Question

The quadratic equation with rational, coefficient the sum of the squares of whose root is 40 and the sum of the cubes of whose root is 208 is
A. \[{{x}^{2}}+4x+12=0\]
B. \[{{x}^{2}}-4x-12=0\]
C. \[{{x}^{2}}-4x+12=0\]
D. \[{{x}^{2}}+4x-12=0\]

Answer 1

Hint: In this question, we have given four equations. We have to find an equation which satisfies the conditions given in the equation. To find out that equation, we make the equations from the conditions given in the question and by solving those equations with the help of formulas, we get our desirable answer.

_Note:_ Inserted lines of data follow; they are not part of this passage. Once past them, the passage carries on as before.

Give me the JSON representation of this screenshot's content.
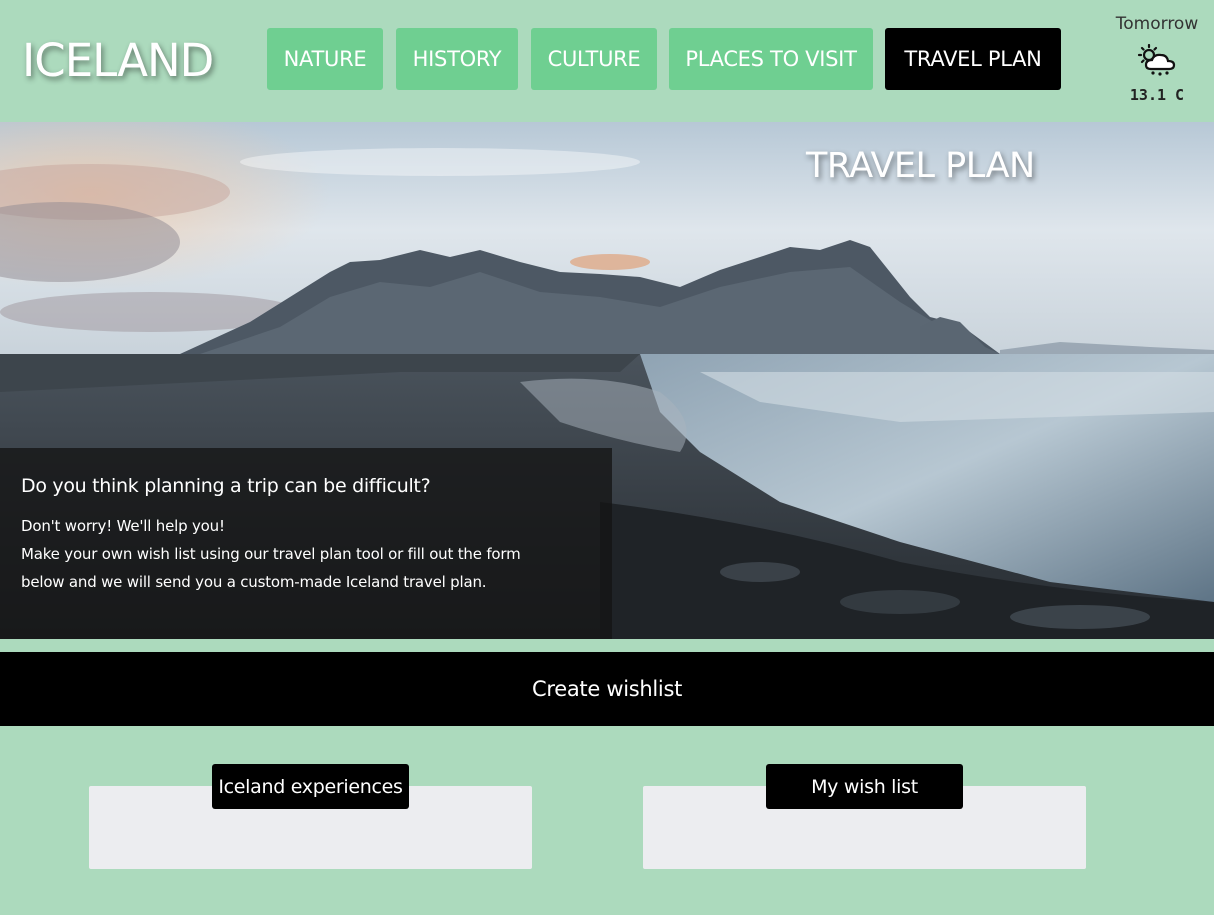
{
  "header": {
    "logo": "ICELAND",
    "nav": [
      {
        "label": "NATURE"
      },
      {
        "label": "HISTORY"
      },
      {
        "label": "CULTURE"
      },
      {
        "label": "PLACES TO VISIT"
      },
      {
        "label": "TRAVEL PLAN",
        "active": true
      }
    ],
    "weather": {
      "day": "Tomorrow",
      "icon": "cloud-snow-sun-icon",
      "temp": "13.1 C"
    }
  },
  "hero": {
    "title": "TRAVEL PLAN",
    "image": "mountain-beach-landscape",
    "heading": "Do you think planning a trip can be difficult?",
    "line1": "Don't worry! We'll help you!",
    "line2": "Make your own wish list using our travel plan tool or fill out the form",
    "line3": "below and we will send you a custom-made Iceland travel plan."
  },
  "wishlist": {
    "bar_label": "Create wishlist",
    "panels": [
      {
        "label": "Iceland experiences"
      },
      {
        "label": "My wish list"
      }
    ]
  },
  "colors": {
    "background": "#acdabd",
    "nav_button": "#6fcf91",
    "active": "#000000",
    "panel": "#ecedf0"
  }
}
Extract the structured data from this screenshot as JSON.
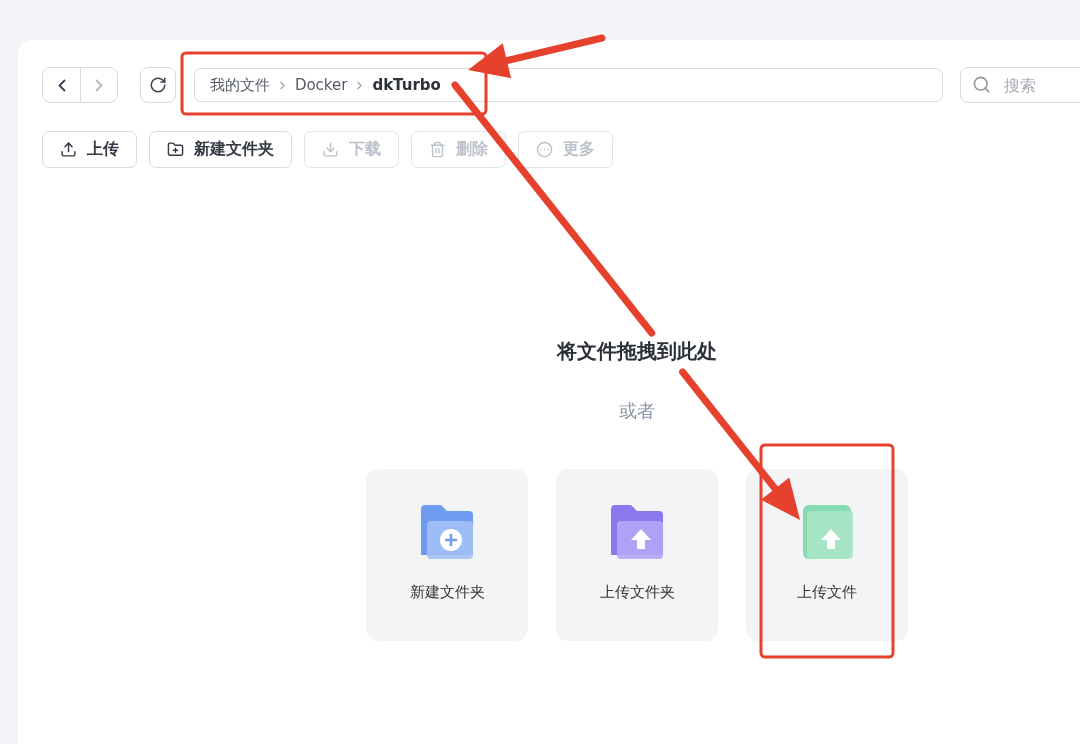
{
  "nav": {
    "back": {
      "disabled": false
    },
    "forward": {
      "disabled": true
    }
  },
  "path": {
    "segments": [
      {
        "label": "我的文件",
        "current": false
      },
      {
        "label": "Docker",
        "current": false
      },
      {
        "label": "dkTurbo",
        "current": true
      }
    ]
  },
  "search": {
    "placeholder": "搜索"
  },
  "toolbar": [
    {
      "label": "上传",
      "disabled": false
    },
    {
      "label": "新建文件夹",
      "disabled": false
    },
    {
      "label": "下载",
      "disabled": true
    },
    {
      "label": "删除",
      "disabled": true
    },
    {
      "label": "更多",
      "disabled": true
    }
  ],
  "drop_zone": {
    "title": "将文件拖拽到此处",
    "or": "或者"
  },
  "actions": [
    {
      "label": "新建文件夹",
      "kind": "new-folder"
    },
    {
      "label": "上传文件夹",
      "kind": "upload-folder"
    },
    {
      "label": "上传文件",
      "kind": "upload-file"
    }
  ],
  "annotations": [
    {
      "kind": "box"
    },
    {
      "kind": "arrow"
    },
    {
      "kind": "arrow"
    },
    {
      "kind": "box"
    }
  ]
}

Complete step by step solution: 
Given are the four quadratic equations.
We have to find out the equation whose sum of the square of root is 40 and sum of the cubes of root is 208.
Let $\alpha ,\beta $be its roots.
That means ${{\alpha }^{2}}+{{\beta }^{2}}=40$ and ${{\alpha }^{3}}+{{\beta }^{3}}=208$ (given in the equation)
Now suppose $\alpha +\beta =m,\alpha \beta =n$
${{\alpha }^{2}}+{{\beta }^{2}}=40$
And we know formula of $({{x}^{3}}+{{y}^{3}})=(x+y)({{x}^{2}}-xy+{{y}^{2}})$
By putting x = $\alpha $and y = $\beta $ in the above equation, we get
$({{\alpha }^{3}}+{{\beta }^{3}})=(\alpha +\beta )({{\alpha }^{2}}-\alpha \beta +{{\beta }^{2}})$ ${{x}^{2}}-4x-12=0$
$(\alpha +\beta )({{\alpha }^{2}}-\alpha \beta +{{\beta }^{2}})=208$
Now put $(\alpha +\beta )=m$and $\alpha \beta =n$in the above equation, we get
$m({{\alpha }^{2}}+{{\beta }^{2}}-n)=208$
As given in the question ${{\alpha }^{2}}+{{\beta }^{2}}=40$, we put this value in the above equation, we get
$m(40-n)=208$ . . . . . . . .. . . . . . . . . . . . . . . . .(1)
We know ${{(a+b)}^{2}}={{a}^{2}}+{{b}^{2}}-2ab$
By putting $a=\alpha $ and $b=\beta $, we get
${{(\alpha +\beta )}^{2}}={{\alpha }^{2}}+{{\beta }^{2}}+2\alpha \beta $
By putting value of m and n in the above equation, we get
${{m}^{2}}=40+2n$ ( as ${{\alpha }^{2}}+{{\beta }^{2}}=40$)
From this, we get $n=\frac{{{m}^{2}}-40}{2}$
Put this value of n in equation (1) , we get
$m\left[ \left( 40 \right)-\left\{ \frac{{{m}^{2}}-40}{2} \right\} \right]=208$
By solving this equation, we get
${{m}^{3}}-120m+216=0$
By using long division to solve the above equation, we get
$(m-4)({{m}^{2}}+4m-104)=0$
By solving, we get (m-4) =0
$m=4$
Negative value is not possible.
So $m=4,n=-12$
From there, we get a quadratic equation ${{x}^{2}}-4x-12=0$
Option (B) is correct.

Note: To solve these types of questions, we must know from which method we are able to get the answer easily. Sometimes we get answers from the options easily. We have to take care while putting the formulas in the equation then we get our answer.